Dear Annie: Four months ago, my wife of 22 years left me. She moved in with her parents, filed for divorce and said she is going to find happiness. She had an affair, and we tried to work through it, but she wanted me to heal according to her timetable, not mine.
I have custody of our children, and she rarely sees them. When she does, it is all fun and games and no responsibility. We both work professional jobs. I have been through all the hurts and emotions and everything that goes with a divorce. I keep hoping she will come to her senses and return home.
Since she doesn’t pay any bills or child support, she left us in a difficult financial bind. I recently met someone who is a sweetheart. But I still have a few feelings for my soon-to-be ex. Do I move on or wait?
Advice Needed in the Midwest
Dear Advice: See a lawyer and make sure your wife pays child support and has regular visitation with her children. They will need to see her, and you are entitled to the financial assistance. And while it’s possible that your wife’s desire to be irresponsible and immature will diminish in time, we see no reason for you to wait around unless she is willing to get into counseling and work on her marriage. It is natural for you to still have some feelings for her, but you should not be stuck pining away. Rest assured she won’t be doing the same.
Dear Annie: I am the step-grandmother of a 7-year-old whom I consider my granddaughter. “Missy” does not have a relationship with her father (my husband’s son), although we have been actively involved with her since she was an infant. Missy’s mother subsequently had another child, now 3, with someone else.
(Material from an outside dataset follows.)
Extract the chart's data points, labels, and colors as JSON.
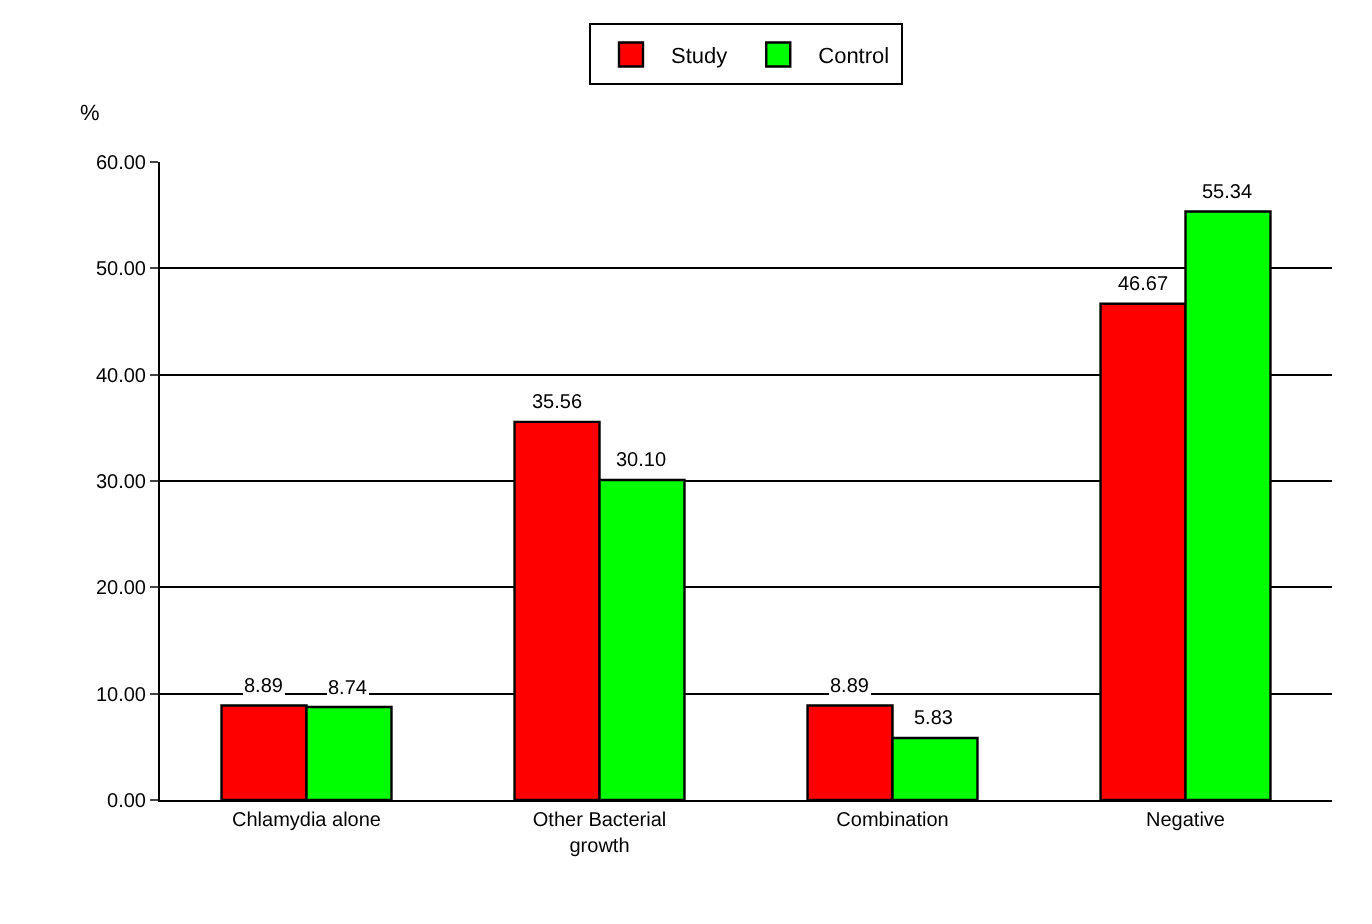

We recently were informed that Missy cannot visit us on weekends without her little brother. According to their mother, he “cries all weekend when his big sister is gone.”
My husband and I feel this woman is simply seeking a baby sitter for the weekends. We have resorted to elaborate reasons why we cannot have both kids, but I’m afraid we’re running out of excuses. We have not seen Missy for weeks now, but my husband refuses to take the 3-year-old. What should we do?
Dear Perplexed: You may be right that Missy’s mother is looking for free baby-sitting, but the price of saying no is rather steep. She seems perfectly willing to keep her away until you acquiesce, so you might reconsider and “adopt” the 3-year-old, as well. Missy might appreciate it. You also could try working out an arrangement that doesn’t involve weekends, perhaps taking Missy out for ice cream on Wednesdays or picking her up from school. It wouldn’t be the same, but at least you would remain in regular contact.
If there is any way to encourage your stepson to be more involved in his child’s life, that would be a positive move. And also look into grandparents’ rights in your state.
Dear Annie: I am in an abusive marriage. There has been some physical abuse along with verbal, emotional and mental abuse. It has gone on for three years, and I think about leaving every day. I cry all the time.
I have tried to be a good wife, but nothing I do is good enough. I have talked to counselors, and they tell me I need to get out. I want to, but I don’t have any money (he has seen to that) and I have no place to go. I don’t have any family or friends close by to stay with.
I’ve been in contact with the local women’s shelter a couple of times, but right now, they don’t have any available housing. How can I leave if I don’t have any money or a place to go? I just don’t know how much longer I can hang on.
Dear Crying: Please call the National Domestic Violence Hotline (thehotline.org) at 800-799-SAFE (800-799-7233). The people there can help you figure out how to protect yourself and prepare to leave this relationship. In the meantime, don’t hide your situation. Let others know what is going on, including your family members and trustworthy friends. When you are able to leave, you will need their support.
Dear Annie: I can relate to “There’s a Lady in the House.” I’ve been married for four months. I, too, found out after the wedding that my husband cursed. I tried everything from kisses for good words to lovingly pointing out that I did not appreciate his bad language.
One day I lost it. After hearing the umpteenth curse word come out of his mouth, I simply responded in kind. The look on my husband’s face was incredulous. I said I was tired of butting heads over his language and if I can’t beat him I might as well join him and speak on a level he can understand. Was it drastic enough? You betcha! It actually worked.
That day, my husband’s language not only changed, but he now also appreciates me so much more.